Why does Jesus share with us the work to achieve that which the Father desires?

Why would He humbly step aside, and give to us, His people, the responsibility to ‘take action and gain the victory?”

Why would He give us the opportunity to share in His glory, in His work glorifying the Father?

Why would He trust us to work with all we are, to present every man complete as they are joined to Him?

it is something incredible to contemplate, to wonder about the love of God that is shown to us in giving us this ministry of reconciliation.  Think through this day the relationship you have with God, where He would entrust you with that which He desires. Think of how He must see us, as we are joined to Christ.  Consider how complete God’s work is, a true masterpiece in His opinion, as He united us to Christ’s death and resurrection in our baptism.

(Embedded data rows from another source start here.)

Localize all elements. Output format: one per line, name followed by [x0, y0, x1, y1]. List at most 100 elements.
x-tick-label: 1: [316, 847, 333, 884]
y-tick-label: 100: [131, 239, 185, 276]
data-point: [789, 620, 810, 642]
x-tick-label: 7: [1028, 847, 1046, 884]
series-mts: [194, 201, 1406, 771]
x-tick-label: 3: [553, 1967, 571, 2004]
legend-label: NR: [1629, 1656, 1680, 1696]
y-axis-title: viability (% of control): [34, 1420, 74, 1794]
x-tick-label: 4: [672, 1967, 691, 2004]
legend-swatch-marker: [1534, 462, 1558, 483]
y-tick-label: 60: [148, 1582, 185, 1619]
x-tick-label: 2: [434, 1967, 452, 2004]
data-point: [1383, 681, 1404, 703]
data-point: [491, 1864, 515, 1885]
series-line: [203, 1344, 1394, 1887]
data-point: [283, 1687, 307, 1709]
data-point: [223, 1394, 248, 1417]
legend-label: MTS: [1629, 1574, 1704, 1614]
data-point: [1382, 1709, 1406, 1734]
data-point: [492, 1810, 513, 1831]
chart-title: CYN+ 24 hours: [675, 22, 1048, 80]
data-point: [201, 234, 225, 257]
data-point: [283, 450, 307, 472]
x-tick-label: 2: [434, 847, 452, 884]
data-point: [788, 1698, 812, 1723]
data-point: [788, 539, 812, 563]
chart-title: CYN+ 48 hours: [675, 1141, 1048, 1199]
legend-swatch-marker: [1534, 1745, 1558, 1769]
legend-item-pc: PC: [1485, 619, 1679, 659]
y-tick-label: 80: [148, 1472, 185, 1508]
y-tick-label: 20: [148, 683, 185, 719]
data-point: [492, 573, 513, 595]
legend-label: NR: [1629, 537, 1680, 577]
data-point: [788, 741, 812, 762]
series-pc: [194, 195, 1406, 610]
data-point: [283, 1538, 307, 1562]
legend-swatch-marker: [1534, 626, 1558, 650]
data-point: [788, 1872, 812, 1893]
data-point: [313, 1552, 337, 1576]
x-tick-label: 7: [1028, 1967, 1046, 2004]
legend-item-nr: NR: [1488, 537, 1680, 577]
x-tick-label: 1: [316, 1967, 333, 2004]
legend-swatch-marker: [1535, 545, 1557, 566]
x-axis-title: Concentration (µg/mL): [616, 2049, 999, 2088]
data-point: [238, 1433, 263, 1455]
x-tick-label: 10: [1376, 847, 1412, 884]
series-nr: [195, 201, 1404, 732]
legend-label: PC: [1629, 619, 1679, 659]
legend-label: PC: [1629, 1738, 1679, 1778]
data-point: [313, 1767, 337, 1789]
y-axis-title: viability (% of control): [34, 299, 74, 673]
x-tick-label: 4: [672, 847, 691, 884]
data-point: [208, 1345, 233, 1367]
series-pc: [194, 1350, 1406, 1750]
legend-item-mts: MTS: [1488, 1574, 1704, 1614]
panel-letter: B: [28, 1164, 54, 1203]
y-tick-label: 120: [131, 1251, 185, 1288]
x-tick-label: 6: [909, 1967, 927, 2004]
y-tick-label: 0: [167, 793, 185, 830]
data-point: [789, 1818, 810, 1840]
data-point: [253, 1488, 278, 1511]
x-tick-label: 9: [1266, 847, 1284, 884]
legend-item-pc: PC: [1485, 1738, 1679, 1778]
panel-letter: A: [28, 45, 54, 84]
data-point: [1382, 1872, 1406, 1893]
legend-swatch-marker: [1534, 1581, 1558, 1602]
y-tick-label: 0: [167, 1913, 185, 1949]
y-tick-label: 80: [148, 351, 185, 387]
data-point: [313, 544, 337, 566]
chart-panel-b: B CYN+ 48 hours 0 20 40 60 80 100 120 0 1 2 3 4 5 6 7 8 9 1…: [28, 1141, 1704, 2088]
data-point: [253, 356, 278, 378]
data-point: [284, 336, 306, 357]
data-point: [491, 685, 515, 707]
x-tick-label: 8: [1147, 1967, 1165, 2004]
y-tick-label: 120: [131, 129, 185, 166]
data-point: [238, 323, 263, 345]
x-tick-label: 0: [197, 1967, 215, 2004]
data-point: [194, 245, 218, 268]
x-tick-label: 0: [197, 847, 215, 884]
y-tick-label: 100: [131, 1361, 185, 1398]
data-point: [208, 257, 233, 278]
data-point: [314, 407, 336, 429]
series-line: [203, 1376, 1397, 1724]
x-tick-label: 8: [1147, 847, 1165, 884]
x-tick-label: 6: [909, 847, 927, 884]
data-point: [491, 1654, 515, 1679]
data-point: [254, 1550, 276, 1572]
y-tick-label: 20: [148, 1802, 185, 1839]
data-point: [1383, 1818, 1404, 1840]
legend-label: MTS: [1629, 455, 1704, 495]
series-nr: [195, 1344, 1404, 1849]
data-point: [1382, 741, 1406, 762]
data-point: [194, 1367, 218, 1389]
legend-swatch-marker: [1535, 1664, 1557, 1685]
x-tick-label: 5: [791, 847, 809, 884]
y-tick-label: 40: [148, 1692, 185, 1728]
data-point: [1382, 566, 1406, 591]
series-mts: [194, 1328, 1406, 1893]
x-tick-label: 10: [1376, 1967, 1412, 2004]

This trust God would place in us, as Jesus entrusts to us (and we are empowered to do this work by the Holy Spirit!) with His own work, with bringing the message of His love, His mercy, His grace.

That is why ministry isn’t about law, why serving others isn’t a command, it is a moment of unity with Christ, of walking with Him, of the unity of His resurrection and ours, lived out in our very lives. It is about the gift of the Holy Spirit, where we do this work, not by our own strength, but the Holy Spirit working in us, revealing the glory of God at work in us. as we find ourselves striving to present every man perfect in Christ Jesus. Even as God humbles Himself to allow us to be partners in ministry, He ensures the work is done through us…. amazing….

Ministry? It is about walking humbly with a God, who humbles Himself to walk with us.

 

 

(1)  Escriva, Josemaria (2011-01-31). Furrow (Kindle Locations 1400-1403). Scepter Publishers. Kindle Edition.